Although certain kinds of data will still typically reside in on-premise or private clouds – including sensitive information around financial reporting and intellectual property – these types of data still need to integrate with others to support advanced analytics, automation, and collaboration across functions.
Availability of data is no longer a major problem for most companies – in the Oxford Economics and IBM study, only 17% cited it as a barrier to AI adoption – but managing it is an issue.
Data Governance and difficulty curating relevant data to leverage AI are each cited by 29% of respondents as a barrier to AI adoption, and around a quarter say similar challenges hinder their cloud adoption. Having a unified platform for data, cloud, and AI is crucial to efforts in facilitating data-sharing and enabling analytics/machine learning efforts.
For some organizations figuring out data, strategies go beyond their internal operations – they also pertain to difficulties in data-sharing (difficulty accessing and securing data) with external partners. And the data sorting and cleansing process could be made easier. According to a recent Fortune article, that is why Google and Microsoft’s venture arms are betting on a startup called Incorta, which delivers data to enterprise users directly without costly systems and processes like data warehousing and ETL severely limiting speed and agility.

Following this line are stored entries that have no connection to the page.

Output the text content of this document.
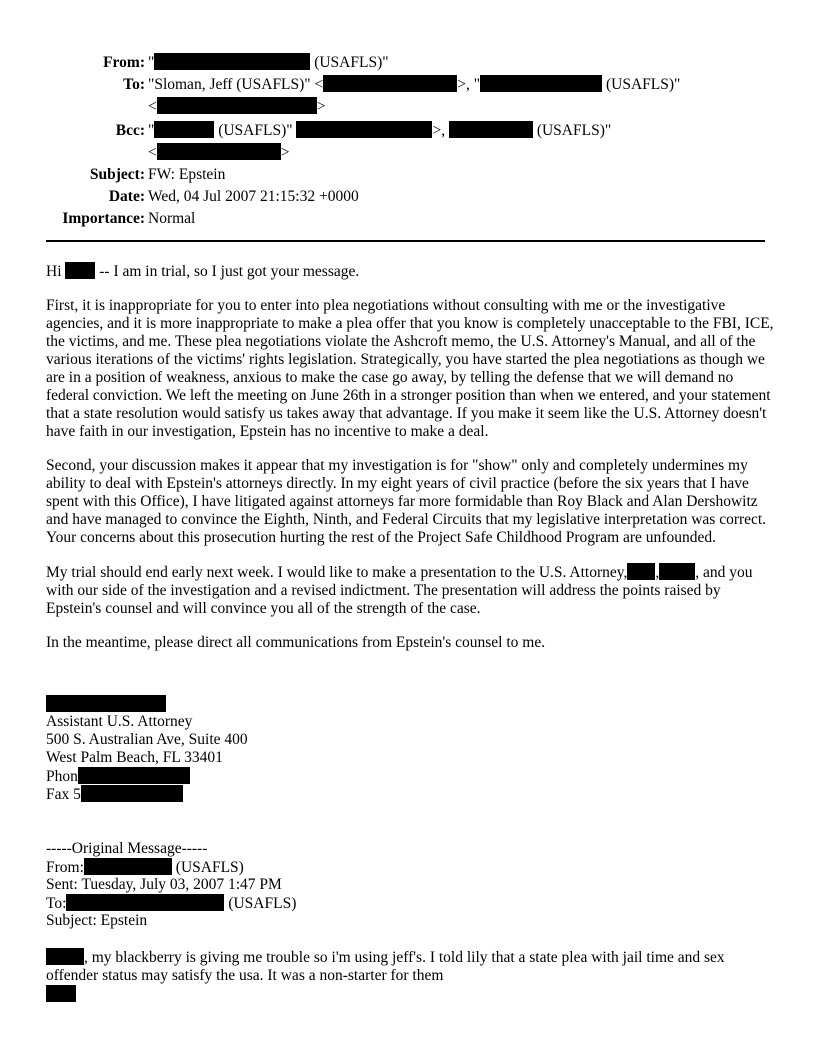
From: "	(USAFLS)"
To: "Sloman, Jeff (USAFLS)" <	>, "	(USAFLS)"
<	>
Bcc: "	(USAFLS)"	>,	(USAFLS)"
<	>
Subject: FW: Epstein
Date: Wed, 04 Jul 2007 21:15:32 +0000
Importance: Normal

Hi  -- I am in trial, so I just got your message.

First, it is inappropriate for you to enter into plea negotiations without consulting with me or the investigative agencies, and it is more inappropriate to make a plea offer that you know is completely unacceptable to the FBI, ICE, the victims, and me. These plea negotiations violate the Ashcroft memo, the U.S. Attorney's Manual, and all of the various iterations of the victims' rights legislation. Strategically, you have started the plea negotiations as though we are in a position of weakness, anxious to make the case go away, by telling the defense that we will demand no federal conviction. We left the meeting on June 26th in a stronger position than when we entered, and your statement that a state resolution would satisfy us takes away that advantage. If you make it seem like the U.S. Attorney doesn't have faith in our investigation, Epstein has no incentive to make a deal.

Second, your discussion makes it appear that my investigation is for "show" only and completely undermines my ability to deal with Epstein's attorneys directly. In my eight years of civil practice (before the six years that I have spent with this Office), I have litigated against attorneys far more formidable than Roy Black and Alan Dershowitz and have managed to convince the Eighth, Ninth, and Federal Circuits that my legislative interpretation was correct. Your concerns about this prosecution hurting the rest of the Project Safe Childhood Program are unfounded.

My trial should end early next week. I would like to make a presentation to the U.S. Attorney, , , and you with our side of the investigation and a revised indictment. The presentation will address the points raised by Epstein's counsel and will convince you all of the strength of the case.

In the meantime, please direct all communications from Epstein's counsel to me.

Assistant U.S. Attorney
500 S. Australian Ave, Suite 400
West Palm Beach, FL 33401
Phon
Fax 5
-----Original Message-----
From:	(USAFLS)
Sent: Tuesday, July 03, 2007 1:47 PM
To:	(USAFLS)
Subject: Epstein
, my blackberry is giving me trouble so i'm using jeff's. I told lily that a state plea with jail time and sex offender status may satisfy the usa. It was a non-starter for them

In a Medium article titled “A Practical Framework for AI Adoption” Pradeep Menon points out that, in general, more data to train implies a more usable model. In the past, the ability to train an AI/ML model was constrained. Storage and computing capabilities were limited. Over the last few years, cloud computing platforms are innovating. Storage is cheap. Computation is affordable. Data processing and model training at scale is possible at an acceptable cost. The old limitations are now obliterated.
Organizations now find themselves in a position where they must use data and AI to responsibly fuel innovation, business models, and partnerships. Funding digital strategy is a must in the post-COVID era.